Doing your taxes can be mentally taxing

One of the most frustrating aspects of living and working in Korea, is dealing with legal documents that are only written in Korean. It means you do not have the independence to complete forms that, as an adult, I consider to be fairly personal: medical consent forms, bank forms…

Online tax.

For most Korean residents (including the expat community) January 21st 2015 was income tax adjustment deadline day for the 2014 tax year. Don’t panic if you didn’t know about it: check with your employer as different companies do have different tax periods. Chances are, however, your income tax was calculated for you.

How could this be done without bothering to consult you? It may be a hassle for your employer to explain the ins-and-outs of how the adjustment was made, and most expats admit that the tax they are charged here is minimal compared with back home. You may have even been awarded a small tax refund.

Nevertheless it is still your right to know how it was calculated. There may have been some huge oversight in your documents. For example, if your tax is calculated using the online forms that connect to your internet banking, the adjustment will not include any expenses paid for in cash. So you may want to make sure medical bills and other tax-deductable purchases are paid for by card.

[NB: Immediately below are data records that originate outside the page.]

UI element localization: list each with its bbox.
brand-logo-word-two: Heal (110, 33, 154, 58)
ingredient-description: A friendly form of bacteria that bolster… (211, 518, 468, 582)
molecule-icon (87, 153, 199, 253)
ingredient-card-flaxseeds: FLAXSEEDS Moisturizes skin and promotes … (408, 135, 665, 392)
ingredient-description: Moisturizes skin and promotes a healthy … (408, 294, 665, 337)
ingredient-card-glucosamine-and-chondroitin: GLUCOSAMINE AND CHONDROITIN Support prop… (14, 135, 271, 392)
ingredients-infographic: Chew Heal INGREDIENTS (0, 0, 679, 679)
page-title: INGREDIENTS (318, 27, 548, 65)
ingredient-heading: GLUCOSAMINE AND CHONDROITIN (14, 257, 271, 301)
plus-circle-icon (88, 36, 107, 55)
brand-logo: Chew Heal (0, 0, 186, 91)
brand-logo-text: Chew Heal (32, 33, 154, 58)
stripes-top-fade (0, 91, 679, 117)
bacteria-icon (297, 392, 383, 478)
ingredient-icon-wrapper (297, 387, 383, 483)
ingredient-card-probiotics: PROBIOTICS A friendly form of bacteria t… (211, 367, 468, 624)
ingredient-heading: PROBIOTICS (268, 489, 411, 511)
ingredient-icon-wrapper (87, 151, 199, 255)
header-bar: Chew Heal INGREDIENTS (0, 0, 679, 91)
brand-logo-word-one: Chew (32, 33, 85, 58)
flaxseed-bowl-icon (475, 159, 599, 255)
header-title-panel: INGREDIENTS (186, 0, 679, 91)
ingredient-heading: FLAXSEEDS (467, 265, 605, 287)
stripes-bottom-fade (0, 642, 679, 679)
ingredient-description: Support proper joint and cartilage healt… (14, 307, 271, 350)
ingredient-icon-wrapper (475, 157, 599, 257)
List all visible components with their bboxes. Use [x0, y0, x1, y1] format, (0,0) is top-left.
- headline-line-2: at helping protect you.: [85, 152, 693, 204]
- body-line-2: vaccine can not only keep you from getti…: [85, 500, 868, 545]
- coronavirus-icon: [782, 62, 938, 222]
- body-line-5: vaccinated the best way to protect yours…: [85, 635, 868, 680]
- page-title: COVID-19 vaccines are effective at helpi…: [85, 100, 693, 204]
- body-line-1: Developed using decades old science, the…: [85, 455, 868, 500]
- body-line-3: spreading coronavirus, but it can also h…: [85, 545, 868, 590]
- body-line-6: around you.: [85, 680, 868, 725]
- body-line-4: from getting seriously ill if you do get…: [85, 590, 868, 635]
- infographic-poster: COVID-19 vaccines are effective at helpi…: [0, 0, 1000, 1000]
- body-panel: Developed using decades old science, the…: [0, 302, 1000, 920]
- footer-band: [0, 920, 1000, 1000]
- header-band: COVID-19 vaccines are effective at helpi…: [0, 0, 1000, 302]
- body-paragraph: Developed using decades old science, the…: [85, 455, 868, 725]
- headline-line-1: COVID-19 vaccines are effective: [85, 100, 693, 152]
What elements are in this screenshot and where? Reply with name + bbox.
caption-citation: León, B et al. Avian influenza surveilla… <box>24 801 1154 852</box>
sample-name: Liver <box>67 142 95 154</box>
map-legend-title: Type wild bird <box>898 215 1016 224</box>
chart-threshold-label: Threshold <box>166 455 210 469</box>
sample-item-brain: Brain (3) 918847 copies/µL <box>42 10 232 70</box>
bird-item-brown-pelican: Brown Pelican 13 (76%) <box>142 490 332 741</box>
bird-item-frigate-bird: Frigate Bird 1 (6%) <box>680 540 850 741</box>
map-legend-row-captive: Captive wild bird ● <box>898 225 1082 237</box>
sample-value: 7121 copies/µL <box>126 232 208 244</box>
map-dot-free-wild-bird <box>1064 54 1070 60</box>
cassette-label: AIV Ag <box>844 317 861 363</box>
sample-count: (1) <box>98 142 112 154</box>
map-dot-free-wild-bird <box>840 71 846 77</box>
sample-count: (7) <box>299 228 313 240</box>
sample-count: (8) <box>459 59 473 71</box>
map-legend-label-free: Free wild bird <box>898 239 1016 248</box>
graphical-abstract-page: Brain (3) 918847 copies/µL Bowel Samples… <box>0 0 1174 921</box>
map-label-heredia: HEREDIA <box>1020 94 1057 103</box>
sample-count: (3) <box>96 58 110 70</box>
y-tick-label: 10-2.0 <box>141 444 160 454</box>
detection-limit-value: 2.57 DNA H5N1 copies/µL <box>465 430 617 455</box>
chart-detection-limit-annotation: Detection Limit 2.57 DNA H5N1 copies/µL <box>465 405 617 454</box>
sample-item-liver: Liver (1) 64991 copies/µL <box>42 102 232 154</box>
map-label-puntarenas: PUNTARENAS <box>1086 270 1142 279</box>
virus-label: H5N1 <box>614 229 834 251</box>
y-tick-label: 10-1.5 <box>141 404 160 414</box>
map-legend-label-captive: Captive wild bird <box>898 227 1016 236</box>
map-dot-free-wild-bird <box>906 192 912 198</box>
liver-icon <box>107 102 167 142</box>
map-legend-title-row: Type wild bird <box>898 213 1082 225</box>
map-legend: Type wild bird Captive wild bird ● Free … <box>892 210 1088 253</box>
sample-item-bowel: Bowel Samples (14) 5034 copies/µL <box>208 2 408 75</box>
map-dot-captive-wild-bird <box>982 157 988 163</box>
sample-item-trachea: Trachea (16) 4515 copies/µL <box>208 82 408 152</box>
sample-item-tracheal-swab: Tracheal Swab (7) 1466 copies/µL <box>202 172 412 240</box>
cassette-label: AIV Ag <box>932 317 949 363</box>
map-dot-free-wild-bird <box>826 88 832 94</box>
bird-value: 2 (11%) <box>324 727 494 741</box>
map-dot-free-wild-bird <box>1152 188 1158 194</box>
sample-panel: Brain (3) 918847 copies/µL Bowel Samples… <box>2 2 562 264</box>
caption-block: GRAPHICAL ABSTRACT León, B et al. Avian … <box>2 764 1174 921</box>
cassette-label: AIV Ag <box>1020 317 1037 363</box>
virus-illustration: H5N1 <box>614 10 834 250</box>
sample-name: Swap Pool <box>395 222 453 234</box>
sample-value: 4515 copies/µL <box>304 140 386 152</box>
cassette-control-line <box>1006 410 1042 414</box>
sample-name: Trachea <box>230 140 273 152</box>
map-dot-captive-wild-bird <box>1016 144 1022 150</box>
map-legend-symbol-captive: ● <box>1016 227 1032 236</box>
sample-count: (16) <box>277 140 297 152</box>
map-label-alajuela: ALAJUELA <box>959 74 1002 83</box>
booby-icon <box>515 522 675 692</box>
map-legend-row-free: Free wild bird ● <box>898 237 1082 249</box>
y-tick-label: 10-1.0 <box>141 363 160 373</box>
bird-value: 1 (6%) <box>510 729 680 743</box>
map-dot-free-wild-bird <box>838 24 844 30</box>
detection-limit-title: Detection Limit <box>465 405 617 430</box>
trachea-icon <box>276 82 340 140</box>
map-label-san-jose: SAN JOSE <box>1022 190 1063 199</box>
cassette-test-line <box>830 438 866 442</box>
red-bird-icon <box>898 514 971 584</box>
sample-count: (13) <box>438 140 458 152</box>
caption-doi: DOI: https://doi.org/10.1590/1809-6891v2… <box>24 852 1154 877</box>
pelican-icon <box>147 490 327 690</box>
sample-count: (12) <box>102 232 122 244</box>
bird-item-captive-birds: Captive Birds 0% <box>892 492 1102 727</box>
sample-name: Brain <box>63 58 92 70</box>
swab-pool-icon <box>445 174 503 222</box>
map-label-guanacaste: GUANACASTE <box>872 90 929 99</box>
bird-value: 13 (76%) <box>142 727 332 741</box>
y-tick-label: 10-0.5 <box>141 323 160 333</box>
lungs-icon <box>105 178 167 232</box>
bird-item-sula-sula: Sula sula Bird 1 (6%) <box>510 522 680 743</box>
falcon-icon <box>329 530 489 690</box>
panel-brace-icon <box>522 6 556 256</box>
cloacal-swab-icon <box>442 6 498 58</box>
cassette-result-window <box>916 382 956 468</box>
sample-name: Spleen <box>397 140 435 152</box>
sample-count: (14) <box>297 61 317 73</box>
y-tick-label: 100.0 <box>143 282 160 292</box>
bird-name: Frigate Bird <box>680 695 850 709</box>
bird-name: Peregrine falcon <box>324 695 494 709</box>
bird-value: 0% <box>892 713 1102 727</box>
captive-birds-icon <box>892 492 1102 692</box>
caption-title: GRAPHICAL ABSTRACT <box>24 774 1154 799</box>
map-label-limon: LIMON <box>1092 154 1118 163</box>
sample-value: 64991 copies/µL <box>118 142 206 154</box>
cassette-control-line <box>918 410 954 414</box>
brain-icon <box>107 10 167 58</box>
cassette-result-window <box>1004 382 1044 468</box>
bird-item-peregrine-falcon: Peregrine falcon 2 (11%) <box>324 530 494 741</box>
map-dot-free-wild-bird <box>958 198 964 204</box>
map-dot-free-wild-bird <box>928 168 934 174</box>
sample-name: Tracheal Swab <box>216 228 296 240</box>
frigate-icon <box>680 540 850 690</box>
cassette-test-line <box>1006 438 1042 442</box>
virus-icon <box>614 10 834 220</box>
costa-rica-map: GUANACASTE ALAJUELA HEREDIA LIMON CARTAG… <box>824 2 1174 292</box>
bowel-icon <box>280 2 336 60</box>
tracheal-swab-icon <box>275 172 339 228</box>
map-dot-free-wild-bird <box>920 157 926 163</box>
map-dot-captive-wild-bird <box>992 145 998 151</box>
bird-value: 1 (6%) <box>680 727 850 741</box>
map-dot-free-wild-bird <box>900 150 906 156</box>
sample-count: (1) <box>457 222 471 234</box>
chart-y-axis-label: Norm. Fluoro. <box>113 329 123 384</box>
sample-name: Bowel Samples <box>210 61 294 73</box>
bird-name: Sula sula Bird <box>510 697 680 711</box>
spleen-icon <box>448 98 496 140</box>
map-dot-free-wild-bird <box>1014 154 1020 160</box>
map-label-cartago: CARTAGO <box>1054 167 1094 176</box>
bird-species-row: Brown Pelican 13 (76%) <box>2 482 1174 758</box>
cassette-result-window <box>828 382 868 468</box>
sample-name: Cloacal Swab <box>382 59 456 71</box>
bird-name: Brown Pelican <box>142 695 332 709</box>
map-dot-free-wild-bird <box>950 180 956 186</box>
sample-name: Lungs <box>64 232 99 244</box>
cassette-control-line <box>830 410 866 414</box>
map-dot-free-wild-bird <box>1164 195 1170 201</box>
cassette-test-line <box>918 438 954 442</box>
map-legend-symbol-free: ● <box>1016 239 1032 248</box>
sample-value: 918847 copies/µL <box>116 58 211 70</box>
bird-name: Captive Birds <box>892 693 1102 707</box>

Doing taxes in a foreign language can be as frustrating as using outdated technology.

Doing taxes in a foreign language can be as frustrating as using outdated technology.

Even if you do this, the adjustment may still be missing all the facts. On first calculation, my husband was due to be charged almost 400,000 won. (Keep in mind he has been paying tax throughout the year; this is simply an adjustment i.e. extra tax to pay). We considered this to be a pretty hefty fee, considering the hospital fees for the birth of our son had come off his account. Something, somehow, was not being taken into account.

Yet, it wasn’t even this apparent flaw in the system that really frustrated us. It was the attitude of our administration staff:
“400,000 won? That’s cheap! I have to pay almost a million.” The point is not whether a co-worker thinks it’s a lot or not. The point is I have a right to know why I’m being charged what I am. The “just bring me the secret card for your online banking and I’ll do it for you” approach just wasn’t working out for us.

So we pursued the matter, and after some thought our staff did come up with things that made a difference: a signed form declaring the amount we had spent on schooling for our 4 year old, and putting one child under my tax and the other under my husband’s. The result? My tax changed from a minor payment to a minor refund, and my husband has to pay a whopping 14,000 won.

Now that, dear admin staff, is cheap.